WESTMINSTER, Calif. – Two Orange County men were sentenced Friday for money laundering and conspiring to sell counterfeit electronic goods valued at nearly $3 million, including counterfeit iPhones and iPads, following a probe by U.S. Immigration and Customs Enforcement’s (ICE) Homeland Security Investigations (HSI) and the Fountain Valley Police Department (FVPD).
Rateb Said Najjar, 60, and his son, Eyad Rateb Najjar, 36, both of Westminster, pleaded guilty to one felony count of conspiracy to commit trademark counterfeiting; one felony count of trademark counterfeiting; one felony count of conspiracy to commit money laundering; one felony count of money laundering; and sentencing enhancements given the value of the goods involved. The case is being prosecuted by Deputy District Attorney Chuck Lawhorn with the Orange County District Attorney’s Office Major Fraud/White Collar Crime Unit.
Both men were sentenced to eight years and four months in jail, which was stayed pending completion of three years’ formal probation.

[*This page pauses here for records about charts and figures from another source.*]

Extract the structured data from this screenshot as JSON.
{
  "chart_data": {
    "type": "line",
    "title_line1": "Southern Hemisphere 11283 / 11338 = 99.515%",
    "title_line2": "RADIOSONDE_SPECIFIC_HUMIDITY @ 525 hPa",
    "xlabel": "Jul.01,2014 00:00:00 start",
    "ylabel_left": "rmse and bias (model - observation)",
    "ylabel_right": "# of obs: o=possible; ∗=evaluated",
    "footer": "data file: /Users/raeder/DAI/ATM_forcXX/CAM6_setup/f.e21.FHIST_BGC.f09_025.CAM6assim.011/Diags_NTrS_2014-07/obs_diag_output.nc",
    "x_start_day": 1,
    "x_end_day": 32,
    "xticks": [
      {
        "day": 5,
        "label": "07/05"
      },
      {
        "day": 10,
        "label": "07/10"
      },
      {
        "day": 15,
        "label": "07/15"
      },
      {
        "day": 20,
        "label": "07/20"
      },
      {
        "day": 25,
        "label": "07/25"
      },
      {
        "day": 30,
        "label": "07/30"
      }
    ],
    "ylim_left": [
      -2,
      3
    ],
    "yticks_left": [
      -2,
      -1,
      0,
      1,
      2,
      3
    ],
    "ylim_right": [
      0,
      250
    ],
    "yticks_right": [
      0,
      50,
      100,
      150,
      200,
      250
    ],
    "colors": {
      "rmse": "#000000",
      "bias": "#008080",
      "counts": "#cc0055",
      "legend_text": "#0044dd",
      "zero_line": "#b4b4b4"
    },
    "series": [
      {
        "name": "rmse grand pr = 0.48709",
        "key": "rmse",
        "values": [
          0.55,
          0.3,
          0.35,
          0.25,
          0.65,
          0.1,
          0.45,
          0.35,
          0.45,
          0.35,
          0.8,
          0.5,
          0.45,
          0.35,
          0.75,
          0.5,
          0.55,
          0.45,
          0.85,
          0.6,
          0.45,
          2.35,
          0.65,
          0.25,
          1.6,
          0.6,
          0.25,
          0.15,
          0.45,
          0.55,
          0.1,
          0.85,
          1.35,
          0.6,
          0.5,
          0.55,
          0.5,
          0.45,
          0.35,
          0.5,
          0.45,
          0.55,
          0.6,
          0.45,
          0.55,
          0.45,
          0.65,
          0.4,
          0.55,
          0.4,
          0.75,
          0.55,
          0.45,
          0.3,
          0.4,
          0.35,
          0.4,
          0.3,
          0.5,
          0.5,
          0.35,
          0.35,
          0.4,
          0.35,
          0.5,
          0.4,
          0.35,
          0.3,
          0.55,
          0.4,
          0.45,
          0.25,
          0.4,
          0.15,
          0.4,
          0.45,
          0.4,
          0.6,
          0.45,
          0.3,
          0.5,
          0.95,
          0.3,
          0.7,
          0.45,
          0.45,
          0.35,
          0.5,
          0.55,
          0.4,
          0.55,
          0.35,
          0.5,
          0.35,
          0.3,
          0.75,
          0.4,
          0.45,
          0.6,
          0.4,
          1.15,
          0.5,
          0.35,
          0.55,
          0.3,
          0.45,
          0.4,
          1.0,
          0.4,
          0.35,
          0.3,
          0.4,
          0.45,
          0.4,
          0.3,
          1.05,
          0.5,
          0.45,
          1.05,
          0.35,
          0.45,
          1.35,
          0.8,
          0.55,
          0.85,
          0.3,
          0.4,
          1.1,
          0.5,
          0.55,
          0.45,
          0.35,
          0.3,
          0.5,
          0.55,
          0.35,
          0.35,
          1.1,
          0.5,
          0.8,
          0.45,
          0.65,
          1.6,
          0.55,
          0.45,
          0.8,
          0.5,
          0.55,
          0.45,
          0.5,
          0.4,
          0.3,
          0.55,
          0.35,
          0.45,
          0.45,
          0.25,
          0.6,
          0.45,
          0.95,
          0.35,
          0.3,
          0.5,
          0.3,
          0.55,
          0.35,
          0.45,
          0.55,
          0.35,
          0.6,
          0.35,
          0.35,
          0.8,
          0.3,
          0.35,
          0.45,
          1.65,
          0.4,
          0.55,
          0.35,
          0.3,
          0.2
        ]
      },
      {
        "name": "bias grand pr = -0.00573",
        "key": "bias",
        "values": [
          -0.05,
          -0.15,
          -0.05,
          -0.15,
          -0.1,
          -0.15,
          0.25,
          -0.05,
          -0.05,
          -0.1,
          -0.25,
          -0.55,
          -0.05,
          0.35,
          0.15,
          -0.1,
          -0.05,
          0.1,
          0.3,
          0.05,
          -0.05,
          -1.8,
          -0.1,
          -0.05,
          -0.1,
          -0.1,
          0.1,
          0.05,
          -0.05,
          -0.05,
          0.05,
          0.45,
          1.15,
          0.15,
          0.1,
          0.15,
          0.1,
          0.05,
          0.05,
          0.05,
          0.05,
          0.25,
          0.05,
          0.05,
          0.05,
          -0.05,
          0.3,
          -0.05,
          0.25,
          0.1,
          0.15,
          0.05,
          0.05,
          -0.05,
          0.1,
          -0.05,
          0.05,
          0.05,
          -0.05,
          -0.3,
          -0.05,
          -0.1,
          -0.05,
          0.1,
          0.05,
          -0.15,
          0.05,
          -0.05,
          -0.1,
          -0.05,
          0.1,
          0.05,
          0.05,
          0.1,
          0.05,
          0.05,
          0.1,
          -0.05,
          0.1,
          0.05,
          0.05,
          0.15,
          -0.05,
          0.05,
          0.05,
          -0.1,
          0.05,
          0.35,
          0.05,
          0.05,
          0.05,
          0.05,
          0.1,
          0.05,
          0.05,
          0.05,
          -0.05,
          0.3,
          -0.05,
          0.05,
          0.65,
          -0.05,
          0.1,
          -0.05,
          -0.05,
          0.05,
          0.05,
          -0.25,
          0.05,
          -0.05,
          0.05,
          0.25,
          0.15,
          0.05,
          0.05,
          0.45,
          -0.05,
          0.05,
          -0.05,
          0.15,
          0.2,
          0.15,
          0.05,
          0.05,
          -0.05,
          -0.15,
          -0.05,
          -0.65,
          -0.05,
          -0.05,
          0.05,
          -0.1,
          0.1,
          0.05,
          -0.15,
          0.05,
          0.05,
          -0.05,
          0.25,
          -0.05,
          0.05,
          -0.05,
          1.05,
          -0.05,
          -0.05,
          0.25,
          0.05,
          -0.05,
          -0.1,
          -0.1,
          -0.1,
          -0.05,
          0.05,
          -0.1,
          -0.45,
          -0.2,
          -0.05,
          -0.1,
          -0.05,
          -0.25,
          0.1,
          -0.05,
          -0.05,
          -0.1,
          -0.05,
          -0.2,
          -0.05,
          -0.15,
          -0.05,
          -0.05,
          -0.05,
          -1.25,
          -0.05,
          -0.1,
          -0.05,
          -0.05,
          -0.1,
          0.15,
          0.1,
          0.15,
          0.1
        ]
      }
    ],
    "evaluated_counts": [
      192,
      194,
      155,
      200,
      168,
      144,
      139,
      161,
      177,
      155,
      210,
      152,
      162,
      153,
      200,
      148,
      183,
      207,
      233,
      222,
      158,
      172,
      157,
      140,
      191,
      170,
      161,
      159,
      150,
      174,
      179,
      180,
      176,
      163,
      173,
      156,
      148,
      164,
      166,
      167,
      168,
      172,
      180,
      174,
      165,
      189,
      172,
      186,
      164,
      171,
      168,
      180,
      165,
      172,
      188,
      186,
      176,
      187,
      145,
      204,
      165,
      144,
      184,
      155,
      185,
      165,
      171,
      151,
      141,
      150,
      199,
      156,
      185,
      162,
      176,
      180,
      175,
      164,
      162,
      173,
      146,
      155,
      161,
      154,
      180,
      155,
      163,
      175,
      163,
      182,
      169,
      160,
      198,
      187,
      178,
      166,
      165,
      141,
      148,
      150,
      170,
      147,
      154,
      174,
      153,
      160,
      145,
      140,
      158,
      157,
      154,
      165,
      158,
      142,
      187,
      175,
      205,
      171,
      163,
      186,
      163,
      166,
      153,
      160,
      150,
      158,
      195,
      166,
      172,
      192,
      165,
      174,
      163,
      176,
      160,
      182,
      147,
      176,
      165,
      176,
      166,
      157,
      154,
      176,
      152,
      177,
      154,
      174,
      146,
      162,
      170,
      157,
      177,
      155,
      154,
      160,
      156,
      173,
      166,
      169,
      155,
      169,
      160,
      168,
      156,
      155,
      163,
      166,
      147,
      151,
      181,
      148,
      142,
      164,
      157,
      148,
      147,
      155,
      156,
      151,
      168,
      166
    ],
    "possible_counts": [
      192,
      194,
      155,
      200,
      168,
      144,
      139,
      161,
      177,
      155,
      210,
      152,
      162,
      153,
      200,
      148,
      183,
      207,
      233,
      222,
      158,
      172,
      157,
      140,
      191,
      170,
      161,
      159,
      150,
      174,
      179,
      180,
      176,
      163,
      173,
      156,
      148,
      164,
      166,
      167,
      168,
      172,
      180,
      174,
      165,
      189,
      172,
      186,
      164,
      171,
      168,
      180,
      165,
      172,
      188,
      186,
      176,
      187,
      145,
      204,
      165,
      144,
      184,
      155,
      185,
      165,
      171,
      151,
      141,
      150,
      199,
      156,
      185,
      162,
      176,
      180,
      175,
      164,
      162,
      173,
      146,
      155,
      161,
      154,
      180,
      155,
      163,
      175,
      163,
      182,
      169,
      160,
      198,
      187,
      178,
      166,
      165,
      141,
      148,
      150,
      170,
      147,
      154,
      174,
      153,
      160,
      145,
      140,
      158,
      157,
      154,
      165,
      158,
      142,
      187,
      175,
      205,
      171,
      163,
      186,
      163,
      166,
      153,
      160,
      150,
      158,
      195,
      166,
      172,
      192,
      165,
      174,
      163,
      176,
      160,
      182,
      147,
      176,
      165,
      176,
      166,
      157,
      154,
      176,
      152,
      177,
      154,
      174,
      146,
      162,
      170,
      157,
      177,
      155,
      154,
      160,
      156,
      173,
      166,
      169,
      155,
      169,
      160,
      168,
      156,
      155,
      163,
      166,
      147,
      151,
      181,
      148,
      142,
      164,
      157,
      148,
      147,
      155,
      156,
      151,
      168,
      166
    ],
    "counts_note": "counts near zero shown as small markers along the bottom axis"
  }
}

They were ordered to serve one year in jail and forfeit more than $500,000 in cash assets.
Eyad Najjar was arrested by HSI special agents and detectives from FVPD Dec. 10, 2014. Rateb Najjar surrendered to the court Dec. 17, 2014.
A third defendant, Amir Ali Shaerzadeh, 36, of Irvine, is charged with 134 felony counts of money laundering, six felony counts of manufacturing and sale of a counterfeit mark, two felony counts of conspiracy to commit a crime with sentencing enhancements for property damage over $1.3 million, and money laundering in excess of $2.5 million. If convicted, he faces up to 104 years in jail. Shaerzadeh is currently a fugitive with an outstanding warrant for his arrest.
Between January 2010 and December 2011, the defendants owned and operated businesses in Fountain Valley that sold counterfeit merchandise imported from Hong Kong and China. They conspired to import and distribute counterfeit trademark items; possessed counterfeit trademark items offered for sale; and engaged in money laundering conspiracy involving numerous registered trademarks including Apple, Nokia, Blackberry, Ferrari, Nintendo, and Google.
The defendants laundered over $5 million and possessed counterfeit merchandise with a retail value of more than $2.8 million including cell phones, tablet computers, portable media players, and game consoles.
The probe into this scheme began in November 2011 after officers with U.S. Customs and Border Protection intercepted a shipment of tablets that were found to contain counterfeit software. During the investigation, FVPD and HSI seized a significant volume of counterfeit merchandise from the various businesses tied to the defendants, along with more than $500,000 in cash found inside a safe and funds from multiple bank accounts.
The International Anti-counterfeiting Coalition estimates that product counterfeiting costs U.S. businesses $200 to $250 billion a year in lost revenue.